PopScreen measures online videos from over 10,000 sources, including YouTube (duh), Vimeo and DailyMotion but also content networks like Revision3 and FunnyOrDie.

Its video prediction engine indexes around 15,000 videos per day based on those sources, and analyzes them in order to collect a number of unique data points – it’s unclear which ones exactly but the number runs in the ‘hundreds of thousands’ according to PopScreen – and processes them through a proprietary algorithm in an effort to accurately predict the viral potential of videos and to identify newsworthy content before your sister finds out about it.

Its main strength lies in filtering out duplicates, repeats and similar videos that are far less likely to scale up, tapping a network of influencers to determine which videos are most likely to go mainstream in the near future.
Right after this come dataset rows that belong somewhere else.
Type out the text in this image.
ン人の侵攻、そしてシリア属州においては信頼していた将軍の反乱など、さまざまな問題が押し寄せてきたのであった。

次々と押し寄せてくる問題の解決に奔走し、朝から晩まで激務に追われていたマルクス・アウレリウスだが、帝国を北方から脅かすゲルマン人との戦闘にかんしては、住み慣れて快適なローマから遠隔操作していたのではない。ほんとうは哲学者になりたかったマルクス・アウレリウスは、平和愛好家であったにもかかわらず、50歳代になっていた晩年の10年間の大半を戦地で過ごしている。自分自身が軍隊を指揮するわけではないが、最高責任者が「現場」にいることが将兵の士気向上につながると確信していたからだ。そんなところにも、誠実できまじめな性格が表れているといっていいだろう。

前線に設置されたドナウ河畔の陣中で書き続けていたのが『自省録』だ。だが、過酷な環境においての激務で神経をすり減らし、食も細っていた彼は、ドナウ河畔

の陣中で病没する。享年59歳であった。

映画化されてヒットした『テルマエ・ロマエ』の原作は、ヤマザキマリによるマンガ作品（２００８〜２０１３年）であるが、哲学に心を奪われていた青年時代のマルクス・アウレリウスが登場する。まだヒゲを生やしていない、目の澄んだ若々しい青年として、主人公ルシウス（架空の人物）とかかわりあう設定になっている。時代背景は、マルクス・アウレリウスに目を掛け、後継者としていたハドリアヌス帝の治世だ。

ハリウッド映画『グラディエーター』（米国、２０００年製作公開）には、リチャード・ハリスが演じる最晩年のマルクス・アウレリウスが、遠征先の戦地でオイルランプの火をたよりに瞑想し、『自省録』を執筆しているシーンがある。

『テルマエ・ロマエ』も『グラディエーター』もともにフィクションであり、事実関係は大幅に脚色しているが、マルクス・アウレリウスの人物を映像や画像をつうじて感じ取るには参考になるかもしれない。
Not interested in content related to movies or music? Simply un-check the relevant boxes in the sidebar and have PopScreen cater potential hit videos according to your interests. Find anything you like in particular? Share away via the Twitter and Facebook buttons.

PopScreen says its engine will be rolled out on a larger scale over the coming months to allow partners across all industries including news, publishing, and search, to syndicate predictive data and provide their users with access to the most timely video content on the Web, tailored specifically to their personal interests.

Founded in 2008, PopScreen is privately-held and based in Houston, Texas. The startup was founded by Kevin Nguyen and Glenn Gutierrez, who in 2003 launched Zapmeta, a meta search engine which processed 25-35 million searches a month and self-reportedly generated over $15 million in revenue.